Emmett and Colt hurried to her position with their canines. Both Rusk and Gemma let out a bark. The two dogs were also alerting on the towel.
Putting on rubber gloves she’d grabbed from her pocket, Maren lifted the discarded towel. “Haven alerted. I don’t know whose DNA is on this, but it has to be someone’s scent held within one of the evidence bags. Maybe this wasn’t a clinic, per se, but more of a holding ground until they could move the women to a medical facility.”
“Sound reasoning,” Emmett said. He took the towel, put it into a new evidence bag with gloved hands and signed his initials to the outside. Maren did the same.
“I’ll have this analyzed and find out whose DNA is on it,” Emmett said. “Eva’s already working on finding out who owns this house. Let’s canvass the neighborhood and see if anybody has seen something or knows anything that’s useful.”
Glad to be out of the depressing structure, Maren, with Haven, Colt and Rusk, headed down the street.
Before they approached a neighboring house, a wave of despair and anxiety about her sister’s well-being crashed over Maren, pricking her eyes with the burn of tears. Fear for not only her sister, but her sister’s child, dug into her mind.
Growing up, Maren had been the strong one of the two of them. The one Opal had always turned to for comfort. They were stronger together than apart. Until their parents’ death.
Opal had turned inward, withdrawing from everyone, even Maren, while Maren’s rage at the injustice of the person getting away with murder had spurred her to push forward, excelling at school and then the police academy.
She could see now how single-minded she’d been, using academics and the drive to become a police officer as her way of coping with their deaths. Opal had eventually started using drugs to numb her grief.
Neither of them had sought help or found comfort in each other.

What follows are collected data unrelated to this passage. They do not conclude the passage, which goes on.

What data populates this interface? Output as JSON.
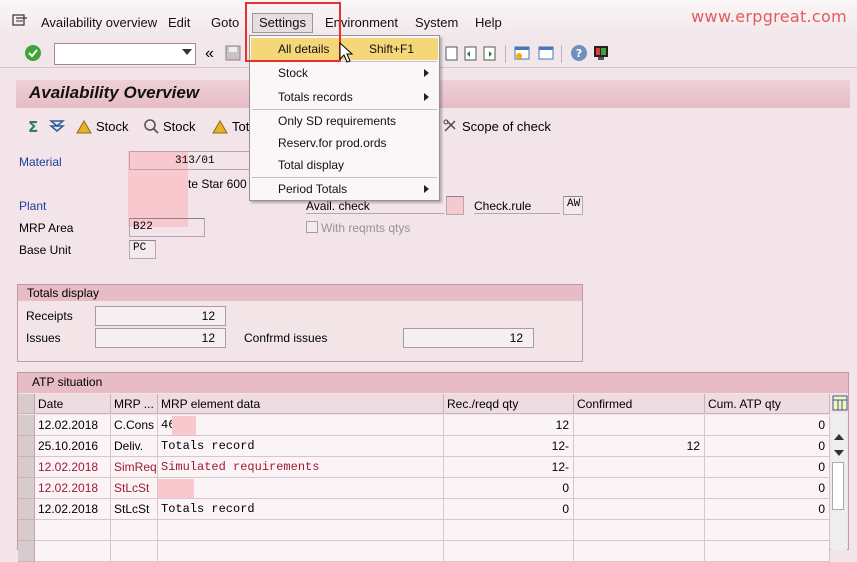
{
  "watermark": "www.erpgreat.com",
  "menubar": {
    "items": [
      "Availability overview",
      "Edit",
      "Goto",
      "Settings",
      "Environment",
      "System",
      "Help"
    ]
  },
  "settings_menu": {
    "items": [
      {
        "label": "All details",
        "shortcut": "Shift+F1",
        "highlighted": true
      },
      {
        "label": "Stock",
        "submenu": true
      },
      {
        "label": "Totals records",
        "submenu": true
      },
      {
        "label": "Only SD requirements"
      },
      {
        "label": "Reserv.for prod.ords"
      },
      {
        "label": "Total display"
      },
      {
        "label": "Period Totals",
        "submenu": true
      }
    ]
  },
  "page_title": "Availability Overview",
  "app_toolbar": {
    "stock1": "Stock",
    "stock2": "Stock",
    "tot": "Tot",
    "scope": "Scope of check"
  },
  "header": {
    "material_label": "Material",
    "material_value": "313/01",
    "description_fragment": "te Star 600",
    "plant_label": "Plant",
    "mrp_area_label": "MRP Area",
    "mrp_area_value": "B22",
    "base_unit_label": "Base Unit",
    "base_unit_value": "PC",
    "avail_check_label": "Avail. check",
    "check_rule_label": "Check.rule",
    "check_rule_value": "AW",
    "with_reqmts_label": "With reqmts qtys"
  },
  "totals": {
    "title": "Totals display",
    "receipts_label": "Receipts",
    "receipts_value": "12",
    "issues_label": "Issues",
    "issues_value": "12",
    "confrmd_label": "Confrmd issues",
    "confrmd_value": "12"
  },
  "atp": {
    "title": "ATP situation",
    "columns": [
      "Date",
      "MRP ...",
      "MRP element data",
      "Rec./reqd qty",
      "Confirmed",
      "Cum. ATP qty"
    ],
    "rows": [
      {
        "date": "12.02.2018",
        "mrp": "C.Cons",
        "element": "466",
        "rec": "12",
        "confirmed": "",
        "cum": "0",
        "red": false
      },
      {
        "date": "25.10.2016",
        "mrp": "Deliv.",
        "element": "Totals record",
        "rec": "12-",
        "confirmed": "12",
        "cum": "0",
        "red": false
      },
      {
        "date": "12.02.2018",
        "mrp": "SimReq",
        "element": "Simulated requirements",
        "rec": "12-",
        "confirmed": "",
        "cum": "0",
        "red": true
      },
      {
        "date": "12.02.2018",
        "mrp": "StLcSt",
        "element": "",
        "rec": "0",
        "confirmed": "",
        "cum": "0",
        "red": true
      },
      {
        "date": "12.02.2018",
        "mrp": "StLcSt",
        "element": "Totals record",
        "rec": "0",
        "confirmed": "",
        "cum": "0",
        "red": false
      }
    ]
  }
}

They’d drifted apart until Opal cut ties and disappeared. And now she was on the run with bad people after her.
“Opal must feel so alone…” Her voice broke. “Dead to everyone who knew her, with nowhere comforting to turn. Not even me.”
Colt halted as Haven whined and brushed up against her legs. The dog seemed to always sense when Maren was upset.
“You can’t give up hope,” Colt said. “We’ll find her.”
He slid an arm around her shoulders and drew her close. The warmth of his bigger body wrapped around her, soothing her pain. For a moment, she rested her head on his shoulder, realizing how far she’d come to be able to trust this man. “Thank you. I needed to hear that.”
He was silent for a moment, then patted her shoulder before releasing her and stepping away.
A coldness seeped in. Unaccountably, she missed the anchoring effect he provided. The steadiness of his close presence.
“Right now, we have to focus on the investigation at hand,” he said, his tone all business now. “We know one of the baby smuggling victims was in that house because the dogs all alerted to a scent. Which victim remains to be determined but all the victims deserve our full attention.”
He and Rusk strode off, leaving Maren to stare at his retreating back with a surprising amount of hurt crowding her chest. She couldn’t help but feel that he was withdrawing emotionally from her, as if comforting her had been too much for him. Knowing how badly he’d been burned by his last romantic partner, she understood his caution. But they weren’t romantically involved.
Unless he was afraid that she’d become too attached because of his efforts to offer solace?
No worries there.
She would emulate his guarded demeanor. Keeping a barrier up between them would be in both of their best interests. They were working a case and needed to keep their judgment clear. No emotional entanglements.